In a new study, researchers found that stress while driving is a risk factor for the development of heart disease and sudden cardiac complications such as heart attack.
Selecting suitable driving music may be one way to mitigate this risk. The researchers suggest that listening to instrumental music may relieve cardiac stress.
The research was conducted by a team at São Paulo State University and in the UK and Italy.
The researchers analyzed the effects of music on cardiac stress in five women between the ages of 18 and 23.
All women were healthy, considered nonhabitual drivers (they drove once or twice a week), and had obtained a license 1-7 years previously.
The volunteers were assessed on two days, in different situations and in random order.
On one day, they drove for 20 minutes at rush hour (5:30-6:30 pm) along a 3 km route in a busy district of Marília, a medium-sized city in the northwest of São Paulo State, without listening to music.
On the other day, the volunteers drove the same route at the same time of day but listened to instrumental music on a CD player coupled to the car radio.

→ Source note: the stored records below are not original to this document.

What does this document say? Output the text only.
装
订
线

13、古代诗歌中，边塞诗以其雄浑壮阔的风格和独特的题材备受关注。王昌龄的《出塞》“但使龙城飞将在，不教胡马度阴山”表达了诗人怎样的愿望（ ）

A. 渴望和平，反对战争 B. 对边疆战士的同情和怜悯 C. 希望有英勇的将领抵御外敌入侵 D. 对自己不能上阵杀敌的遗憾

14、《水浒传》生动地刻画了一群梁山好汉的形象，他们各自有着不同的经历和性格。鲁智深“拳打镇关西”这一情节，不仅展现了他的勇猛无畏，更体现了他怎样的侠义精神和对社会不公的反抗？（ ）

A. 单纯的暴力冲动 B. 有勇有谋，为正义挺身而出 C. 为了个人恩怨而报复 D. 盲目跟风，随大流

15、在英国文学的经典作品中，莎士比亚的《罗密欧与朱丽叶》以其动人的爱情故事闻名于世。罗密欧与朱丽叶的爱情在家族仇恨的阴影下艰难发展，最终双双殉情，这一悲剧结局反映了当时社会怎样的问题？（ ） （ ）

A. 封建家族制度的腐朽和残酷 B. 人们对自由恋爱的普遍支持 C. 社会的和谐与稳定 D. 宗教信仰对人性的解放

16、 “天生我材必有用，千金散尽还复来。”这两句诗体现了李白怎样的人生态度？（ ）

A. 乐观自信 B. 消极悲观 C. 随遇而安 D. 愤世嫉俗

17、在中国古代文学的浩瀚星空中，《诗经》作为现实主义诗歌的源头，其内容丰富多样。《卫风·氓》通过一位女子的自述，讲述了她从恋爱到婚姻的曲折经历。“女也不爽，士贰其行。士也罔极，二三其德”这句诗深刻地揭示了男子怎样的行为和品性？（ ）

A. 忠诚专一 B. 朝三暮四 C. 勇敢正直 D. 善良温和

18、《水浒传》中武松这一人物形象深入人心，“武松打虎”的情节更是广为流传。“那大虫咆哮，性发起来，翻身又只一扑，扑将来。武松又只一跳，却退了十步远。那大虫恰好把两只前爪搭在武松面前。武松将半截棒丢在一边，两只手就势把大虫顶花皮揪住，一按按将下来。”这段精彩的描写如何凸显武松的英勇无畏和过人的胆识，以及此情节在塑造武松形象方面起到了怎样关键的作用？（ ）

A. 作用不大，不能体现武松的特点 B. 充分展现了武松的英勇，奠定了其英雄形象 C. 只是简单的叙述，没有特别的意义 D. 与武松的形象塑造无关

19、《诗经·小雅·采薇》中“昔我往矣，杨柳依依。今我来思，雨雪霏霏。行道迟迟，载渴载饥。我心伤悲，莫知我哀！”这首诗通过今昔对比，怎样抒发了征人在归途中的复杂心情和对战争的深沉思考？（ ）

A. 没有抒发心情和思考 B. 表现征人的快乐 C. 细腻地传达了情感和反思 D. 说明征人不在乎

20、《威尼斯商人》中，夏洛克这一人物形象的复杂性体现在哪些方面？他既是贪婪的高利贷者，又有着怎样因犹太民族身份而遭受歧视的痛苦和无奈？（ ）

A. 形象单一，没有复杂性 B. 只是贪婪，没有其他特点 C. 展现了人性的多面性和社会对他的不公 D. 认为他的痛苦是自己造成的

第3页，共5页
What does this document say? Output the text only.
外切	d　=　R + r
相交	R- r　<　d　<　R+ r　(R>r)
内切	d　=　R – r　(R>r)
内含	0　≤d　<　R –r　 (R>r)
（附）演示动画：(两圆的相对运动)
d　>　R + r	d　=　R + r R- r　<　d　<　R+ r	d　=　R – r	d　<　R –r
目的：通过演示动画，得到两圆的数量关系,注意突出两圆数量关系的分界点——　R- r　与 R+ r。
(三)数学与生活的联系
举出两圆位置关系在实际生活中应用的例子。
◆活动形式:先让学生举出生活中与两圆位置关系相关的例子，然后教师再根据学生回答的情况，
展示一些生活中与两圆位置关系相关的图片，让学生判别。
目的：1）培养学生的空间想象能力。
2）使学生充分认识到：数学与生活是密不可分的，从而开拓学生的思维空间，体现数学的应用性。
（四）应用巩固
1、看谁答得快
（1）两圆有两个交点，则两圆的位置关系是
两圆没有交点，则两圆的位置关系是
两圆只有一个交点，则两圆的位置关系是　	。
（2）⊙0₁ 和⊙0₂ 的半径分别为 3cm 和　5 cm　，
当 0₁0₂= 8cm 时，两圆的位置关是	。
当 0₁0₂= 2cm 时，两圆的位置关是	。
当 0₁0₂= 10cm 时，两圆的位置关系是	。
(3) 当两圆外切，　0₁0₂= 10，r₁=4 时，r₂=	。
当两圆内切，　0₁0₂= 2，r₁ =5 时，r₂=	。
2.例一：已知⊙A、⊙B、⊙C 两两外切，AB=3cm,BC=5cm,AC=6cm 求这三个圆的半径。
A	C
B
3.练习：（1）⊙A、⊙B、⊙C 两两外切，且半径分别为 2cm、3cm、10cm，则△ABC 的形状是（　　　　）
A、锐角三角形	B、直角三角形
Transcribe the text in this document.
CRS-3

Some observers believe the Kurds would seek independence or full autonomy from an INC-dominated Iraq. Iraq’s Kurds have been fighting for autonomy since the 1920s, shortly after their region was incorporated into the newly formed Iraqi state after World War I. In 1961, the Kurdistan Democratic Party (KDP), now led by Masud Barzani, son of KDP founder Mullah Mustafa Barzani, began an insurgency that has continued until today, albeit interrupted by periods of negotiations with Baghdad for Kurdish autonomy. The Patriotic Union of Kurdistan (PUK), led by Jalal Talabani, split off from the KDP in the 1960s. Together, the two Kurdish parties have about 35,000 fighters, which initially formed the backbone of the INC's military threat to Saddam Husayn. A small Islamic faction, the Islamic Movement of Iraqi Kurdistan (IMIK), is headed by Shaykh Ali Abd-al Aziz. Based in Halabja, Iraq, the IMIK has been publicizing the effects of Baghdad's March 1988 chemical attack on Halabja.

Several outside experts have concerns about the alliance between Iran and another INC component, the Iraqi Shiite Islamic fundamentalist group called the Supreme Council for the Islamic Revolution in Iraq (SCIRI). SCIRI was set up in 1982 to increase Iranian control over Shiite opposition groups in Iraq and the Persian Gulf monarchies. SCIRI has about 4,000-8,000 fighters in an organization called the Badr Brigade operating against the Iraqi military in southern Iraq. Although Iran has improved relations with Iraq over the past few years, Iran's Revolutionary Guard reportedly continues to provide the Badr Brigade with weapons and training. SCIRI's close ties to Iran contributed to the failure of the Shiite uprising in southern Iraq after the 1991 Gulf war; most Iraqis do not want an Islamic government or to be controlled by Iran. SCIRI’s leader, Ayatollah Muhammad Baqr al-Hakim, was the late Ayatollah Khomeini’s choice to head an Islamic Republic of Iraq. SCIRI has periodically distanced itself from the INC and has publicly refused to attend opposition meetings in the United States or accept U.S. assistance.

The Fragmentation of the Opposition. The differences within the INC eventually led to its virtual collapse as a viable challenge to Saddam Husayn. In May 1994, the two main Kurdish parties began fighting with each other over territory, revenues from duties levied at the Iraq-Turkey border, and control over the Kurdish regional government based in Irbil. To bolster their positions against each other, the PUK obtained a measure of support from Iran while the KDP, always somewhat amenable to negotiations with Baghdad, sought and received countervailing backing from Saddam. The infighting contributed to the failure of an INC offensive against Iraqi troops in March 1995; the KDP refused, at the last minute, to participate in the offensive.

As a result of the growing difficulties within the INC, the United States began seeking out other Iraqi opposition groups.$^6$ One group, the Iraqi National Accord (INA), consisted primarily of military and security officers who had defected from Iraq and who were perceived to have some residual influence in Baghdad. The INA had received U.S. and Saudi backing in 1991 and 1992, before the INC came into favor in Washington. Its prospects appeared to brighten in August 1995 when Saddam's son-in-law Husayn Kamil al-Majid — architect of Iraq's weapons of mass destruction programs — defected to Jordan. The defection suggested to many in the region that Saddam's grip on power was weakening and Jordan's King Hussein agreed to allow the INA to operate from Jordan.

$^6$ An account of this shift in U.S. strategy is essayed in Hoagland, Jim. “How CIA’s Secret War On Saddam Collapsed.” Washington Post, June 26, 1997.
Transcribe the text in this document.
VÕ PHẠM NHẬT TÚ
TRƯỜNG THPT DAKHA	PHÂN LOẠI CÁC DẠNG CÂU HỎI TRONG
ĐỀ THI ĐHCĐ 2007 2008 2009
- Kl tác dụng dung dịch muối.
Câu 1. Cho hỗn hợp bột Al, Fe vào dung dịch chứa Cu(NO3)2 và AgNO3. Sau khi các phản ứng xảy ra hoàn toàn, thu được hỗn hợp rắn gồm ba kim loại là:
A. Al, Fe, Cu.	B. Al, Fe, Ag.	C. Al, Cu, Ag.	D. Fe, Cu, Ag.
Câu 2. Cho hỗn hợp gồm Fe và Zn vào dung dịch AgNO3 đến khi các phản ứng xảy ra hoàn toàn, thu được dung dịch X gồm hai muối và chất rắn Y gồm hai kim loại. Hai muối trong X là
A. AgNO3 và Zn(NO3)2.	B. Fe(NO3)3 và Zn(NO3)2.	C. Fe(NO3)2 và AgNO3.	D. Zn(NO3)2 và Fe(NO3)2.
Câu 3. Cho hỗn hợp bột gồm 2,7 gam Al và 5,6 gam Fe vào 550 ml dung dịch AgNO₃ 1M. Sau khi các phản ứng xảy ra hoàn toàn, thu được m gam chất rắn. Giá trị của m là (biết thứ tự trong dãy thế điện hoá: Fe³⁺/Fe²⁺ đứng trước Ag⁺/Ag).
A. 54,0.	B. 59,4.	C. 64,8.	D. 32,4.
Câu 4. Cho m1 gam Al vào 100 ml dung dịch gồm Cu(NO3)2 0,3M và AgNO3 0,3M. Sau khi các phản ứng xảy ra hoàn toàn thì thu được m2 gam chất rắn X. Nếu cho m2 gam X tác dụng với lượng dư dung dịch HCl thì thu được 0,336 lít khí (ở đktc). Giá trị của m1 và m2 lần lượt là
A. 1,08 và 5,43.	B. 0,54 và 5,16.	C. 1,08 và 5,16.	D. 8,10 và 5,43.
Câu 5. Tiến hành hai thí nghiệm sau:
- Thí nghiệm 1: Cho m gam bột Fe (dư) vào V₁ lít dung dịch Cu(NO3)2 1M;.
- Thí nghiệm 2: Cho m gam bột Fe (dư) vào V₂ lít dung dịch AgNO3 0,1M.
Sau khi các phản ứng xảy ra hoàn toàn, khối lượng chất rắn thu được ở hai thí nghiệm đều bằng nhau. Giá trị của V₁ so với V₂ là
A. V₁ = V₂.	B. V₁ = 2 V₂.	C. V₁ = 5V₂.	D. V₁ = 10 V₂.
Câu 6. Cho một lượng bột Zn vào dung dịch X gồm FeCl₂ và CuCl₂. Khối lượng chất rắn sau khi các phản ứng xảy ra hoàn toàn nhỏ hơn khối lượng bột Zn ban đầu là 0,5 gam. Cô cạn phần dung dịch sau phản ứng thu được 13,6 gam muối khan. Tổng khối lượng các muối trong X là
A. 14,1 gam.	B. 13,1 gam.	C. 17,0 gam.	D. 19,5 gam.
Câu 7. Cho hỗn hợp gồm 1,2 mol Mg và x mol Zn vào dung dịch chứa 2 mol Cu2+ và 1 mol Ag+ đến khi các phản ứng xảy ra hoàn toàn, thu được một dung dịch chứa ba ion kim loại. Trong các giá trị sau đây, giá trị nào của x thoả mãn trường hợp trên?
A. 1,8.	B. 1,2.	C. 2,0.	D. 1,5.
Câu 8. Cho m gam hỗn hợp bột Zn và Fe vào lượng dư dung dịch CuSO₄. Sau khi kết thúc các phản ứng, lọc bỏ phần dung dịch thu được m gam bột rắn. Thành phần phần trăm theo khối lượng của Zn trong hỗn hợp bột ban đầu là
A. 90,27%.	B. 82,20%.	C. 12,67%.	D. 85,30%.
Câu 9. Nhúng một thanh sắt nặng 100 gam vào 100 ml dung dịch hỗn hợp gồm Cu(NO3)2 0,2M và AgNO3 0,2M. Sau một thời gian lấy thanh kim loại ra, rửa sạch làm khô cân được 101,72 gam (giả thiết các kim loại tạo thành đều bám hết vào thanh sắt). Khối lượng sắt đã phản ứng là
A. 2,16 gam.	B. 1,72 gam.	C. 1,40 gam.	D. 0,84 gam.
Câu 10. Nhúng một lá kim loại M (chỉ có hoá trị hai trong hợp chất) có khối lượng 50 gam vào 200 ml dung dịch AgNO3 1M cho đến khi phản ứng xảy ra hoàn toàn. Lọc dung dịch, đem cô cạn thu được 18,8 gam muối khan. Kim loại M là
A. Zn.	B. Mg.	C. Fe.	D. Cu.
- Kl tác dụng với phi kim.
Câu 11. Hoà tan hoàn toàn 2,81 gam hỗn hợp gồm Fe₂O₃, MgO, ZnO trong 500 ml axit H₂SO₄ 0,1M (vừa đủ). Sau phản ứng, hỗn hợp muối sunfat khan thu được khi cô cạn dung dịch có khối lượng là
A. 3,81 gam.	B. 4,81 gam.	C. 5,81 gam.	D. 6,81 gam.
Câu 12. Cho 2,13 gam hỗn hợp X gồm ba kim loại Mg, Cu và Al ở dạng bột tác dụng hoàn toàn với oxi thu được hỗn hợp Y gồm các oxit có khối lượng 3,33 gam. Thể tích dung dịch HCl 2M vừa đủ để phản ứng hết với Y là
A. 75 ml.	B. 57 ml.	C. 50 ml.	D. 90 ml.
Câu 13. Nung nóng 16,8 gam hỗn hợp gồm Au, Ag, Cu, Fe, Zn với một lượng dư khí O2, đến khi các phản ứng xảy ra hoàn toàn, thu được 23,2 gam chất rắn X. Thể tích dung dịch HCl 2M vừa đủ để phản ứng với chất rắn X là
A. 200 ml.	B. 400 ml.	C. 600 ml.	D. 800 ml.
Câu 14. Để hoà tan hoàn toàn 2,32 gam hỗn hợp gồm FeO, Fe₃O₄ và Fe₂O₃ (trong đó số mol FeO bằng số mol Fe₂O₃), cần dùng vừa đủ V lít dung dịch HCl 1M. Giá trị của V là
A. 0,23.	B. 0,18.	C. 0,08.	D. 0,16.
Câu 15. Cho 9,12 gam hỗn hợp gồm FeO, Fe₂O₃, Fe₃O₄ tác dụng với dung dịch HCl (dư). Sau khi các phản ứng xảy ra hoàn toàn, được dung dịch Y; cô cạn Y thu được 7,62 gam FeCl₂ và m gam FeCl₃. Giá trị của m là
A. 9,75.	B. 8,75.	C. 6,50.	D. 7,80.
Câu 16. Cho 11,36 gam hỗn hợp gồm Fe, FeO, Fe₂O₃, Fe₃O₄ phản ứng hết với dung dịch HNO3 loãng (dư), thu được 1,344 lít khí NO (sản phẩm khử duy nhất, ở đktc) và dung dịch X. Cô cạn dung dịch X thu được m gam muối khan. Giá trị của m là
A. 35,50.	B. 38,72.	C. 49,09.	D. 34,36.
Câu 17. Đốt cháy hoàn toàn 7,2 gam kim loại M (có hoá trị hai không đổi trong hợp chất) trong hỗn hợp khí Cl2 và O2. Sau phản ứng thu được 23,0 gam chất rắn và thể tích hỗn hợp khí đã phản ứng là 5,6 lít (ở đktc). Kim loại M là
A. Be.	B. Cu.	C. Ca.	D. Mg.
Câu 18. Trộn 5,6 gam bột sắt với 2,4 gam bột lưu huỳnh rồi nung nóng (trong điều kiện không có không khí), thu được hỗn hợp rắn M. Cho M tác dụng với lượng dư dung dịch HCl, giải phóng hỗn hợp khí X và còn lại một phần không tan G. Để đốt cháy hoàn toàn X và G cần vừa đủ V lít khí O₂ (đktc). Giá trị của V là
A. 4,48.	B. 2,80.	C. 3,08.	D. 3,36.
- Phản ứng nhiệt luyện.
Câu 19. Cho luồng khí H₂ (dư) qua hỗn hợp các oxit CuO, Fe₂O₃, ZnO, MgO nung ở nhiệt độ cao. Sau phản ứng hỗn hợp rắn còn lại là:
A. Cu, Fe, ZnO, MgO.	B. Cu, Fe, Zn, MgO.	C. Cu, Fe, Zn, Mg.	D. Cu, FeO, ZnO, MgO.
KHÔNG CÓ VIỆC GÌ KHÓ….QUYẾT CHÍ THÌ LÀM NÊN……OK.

The use of earbuds or headphones while driving is a traffic offense.
The level of cardiac stress was estimated by measuring heart rate variability using a heart rate monitor attached to the participant’s chest.
Defined as fluctuations in the intervals between consecutive heartbeats, heart rate variability is influenced by the autonomic nervous system.
The more active the sympathetic nervous system, the faster the heartbeats, while the parasympathetic nervous system tends to slow it down.
The team found that cardiac stress in the participants was reduced by listening to music while they were driving.
They say listening to music attenuated the moderate stress overload the volunteers experienced as they drove.
The results of the study could help develop heart disease presentation methods in situations of acute stress, such as driving in heavy traffic.
One author of the study is Vitor Engrácia Valenti, a professor at UNESP Marília.
The study is published in Complementary Therapies in Medicine.